Sgt Gary Williamson, who heads up Plymouth police’s Serious Collisions Unit, said the hope was drivers would take the ‘educational’ route.
He said: “This is not about prosecution – this is about education of both car drivers and cyclists.
“This initiative came from the West Midlands Police and we’ve introduced it here as a result of campaigning by the local cycling groups, including the Plymouth Cycling Campaign.
“The response of those we pulled over was very good.
“There was a genuine ‘I didn’t realise’ by them all, which shows that it is about education rather than just enforcement. All of them were apologetic.
“We all live busy lives and it’s just about taking that extra thought when driving or riding.
“The Highway Code, rule 163 states that motorists should give the same room as if overtaking another car.
“We’ve taken the West Midlands Police line that it should be 1.5m, which is about the width of a car door.
“We are talking about vulnerable road users.
“We hear all these excuses and myths, like ‘I pay my road tax’ and ‘they’re not insured’ and we know there are a minority of cyclists who flout the road rules, just as there are a minority of drivers who flout the law.
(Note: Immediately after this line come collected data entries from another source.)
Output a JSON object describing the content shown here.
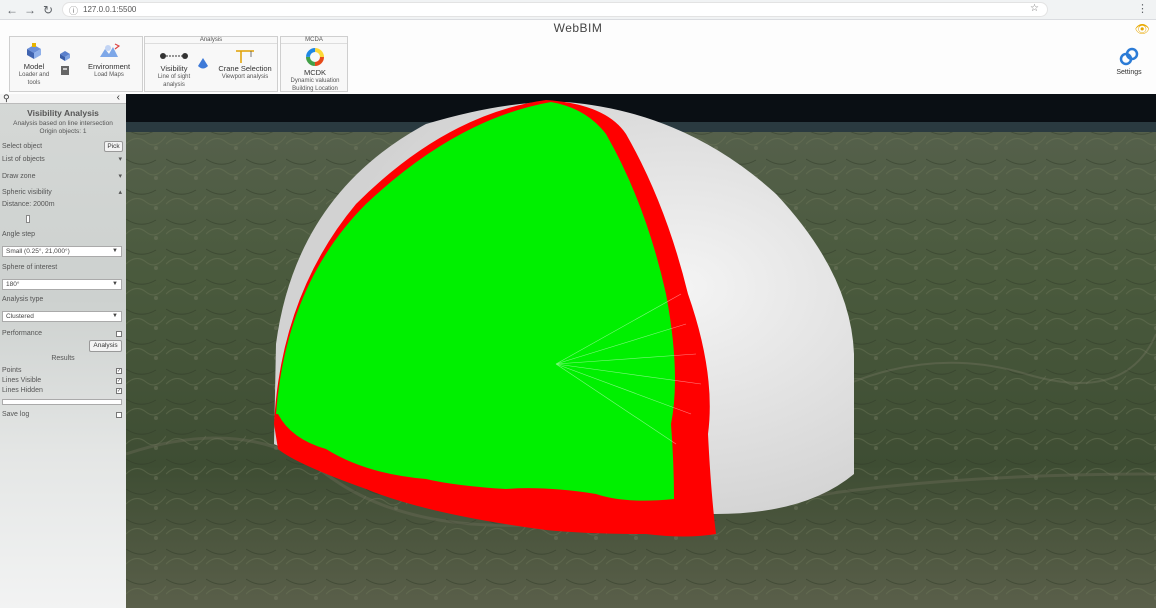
{
  "browser": {
    "url": "127.0.0.1:5500",
    "nav_icons": [
      "back-icon",
      "forward-icon",
      "reload-icon"
    ]
  },
  "app": {
    "title": "WebBIM"
  },
  "ribbon": {
    "groups": [
      {
        "label": ""
      },
      {
        "label": "Analysis"
      },
      {
        "label": "MCDA"
      }
    ],
    "model": {
      "label": "Model",
      "sub": "Loader and tools"
    },
    "environment": {
      "label": "Environment",
      "sub": "Load Maps"
    },
    "visibility": {
      "label": "Visibility",
      "sub": "Line of sight analysis"
    },
    "crane": {
      "label": "Crane Selection",
      "sub": "Viewport analysis"
    },
    "mcdk": {
      "label": "MCDK",
      "sub": "Dynamic valuation Building Location"
    },
    "settings": {
      "label": "Settings"
    }
  },
  "panel": {
    "title": "Visibility Analysis",
    "subtitle": "Analysis based on line intersection",
    "origin": "Origin objects: 1",
    "select_object": "Select object",
    "pick_label": "Pick",
    "list_of_objects": "List of objects",
    "draw_zone": "Draw zone",
    "spheric_visibility": "Spheric visibility",
    "distance": "Distance: 2000m",
    "angle_step": "Angle step",
    "angle_value": "Small (0.25°, 21,000°)",
    "sphere_interest": "Sphere of interest",
    "sphere_value": "180°",
    "analysis_type": "Analysis type",
    "analysis_value": "Clustered",
    "performance": "Performance",
    "analysis_button": "Analysis",
    "results": "Results",
    "points": "Points",
    "lines_visible": "Lines Visible",
    "lines_hidden": "Lines Hidden",
    "save_log": "Save log"
  },
  "colors": {
    "visible": "#00f000",
    "hidden": "#ff0000",
    "outside": "#e6e6e6",
    "accent": "#2b7bd6"
  }
}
“The one thing I would say to drivers is imagine the worst case scenario. It’s better to tut under your breath at the cyclists who has done something you are unhappy with than to knock them off their bike because they [cyclist] will come off worse every time.
“This is about respecting each other and care for our fellow road users. It’s one road and we’re all entitled to use it.”
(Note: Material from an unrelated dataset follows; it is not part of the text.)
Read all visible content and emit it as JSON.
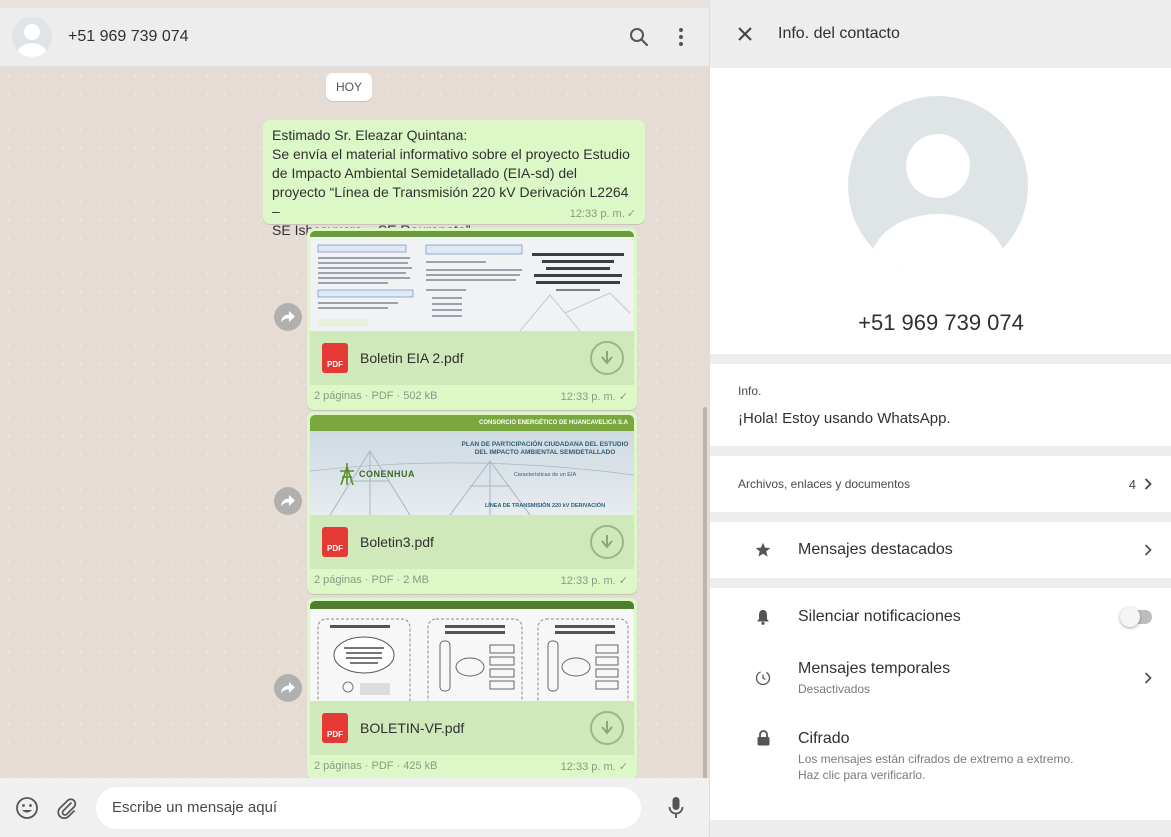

Stuart Mee, of the Plymouth Cycling Campaign said he fully supported the police initiative.
He said: “It’s very difficult for people who don’t cycle to understand just how scary it can be on a bike on the roads.
“Drivers don’t always get it very often why it is we cycle in the way that we do. For example, sometimes we cycle in the middle of a lane and this is because there’s hazard on the inside.
“If a driver was to sit on a bike and have a car pass by at less than 1.5m they would know just how scary it can be.
“We’re both absolutely entitled to be on the roads and a campaign like this is just trying to make people more aware, to try and educate people, to get them to understand the dangers and difficulties that cyclists can face.”
Devon and Cornwall Police and Crime Commissioner Alison Hernandez, who attended the operation and spoke with officers involved and members of local cycle action groups, said: “Road safety is a priority for me within our Police and Crime Plan.
“I am delighted to support Operation Close Pass which is a great opportunity to educate and inform drivers and cyclists in order to make our roads safer for everyone.
“This initiative isn’t about penalising people – it is about educating drivers on how to interact safely with cyclists on our roads. Cyclists must also be responsible and the team will be working with them throughout the initiative.”
Chief Constable of Devon and Cornwall Police Shaun Sawyer said: “As a motorist and cyclist I support this initiative as it seeks to educate motorists and cyclists as to their behaviours and perceptions on the road.
“At the heart of this, few cyclists would wish to wilfully obstruct the road, not least as many of them are motorists themselves. Similarly, few motorists would wish to jeopardise the safety of cyclists.
“On too many occasions lack of attention and courtesy leads to serious injury and fatality on our roads. This initiative is critical to our wider campaign of improving public safety, particularly in respect of young people.”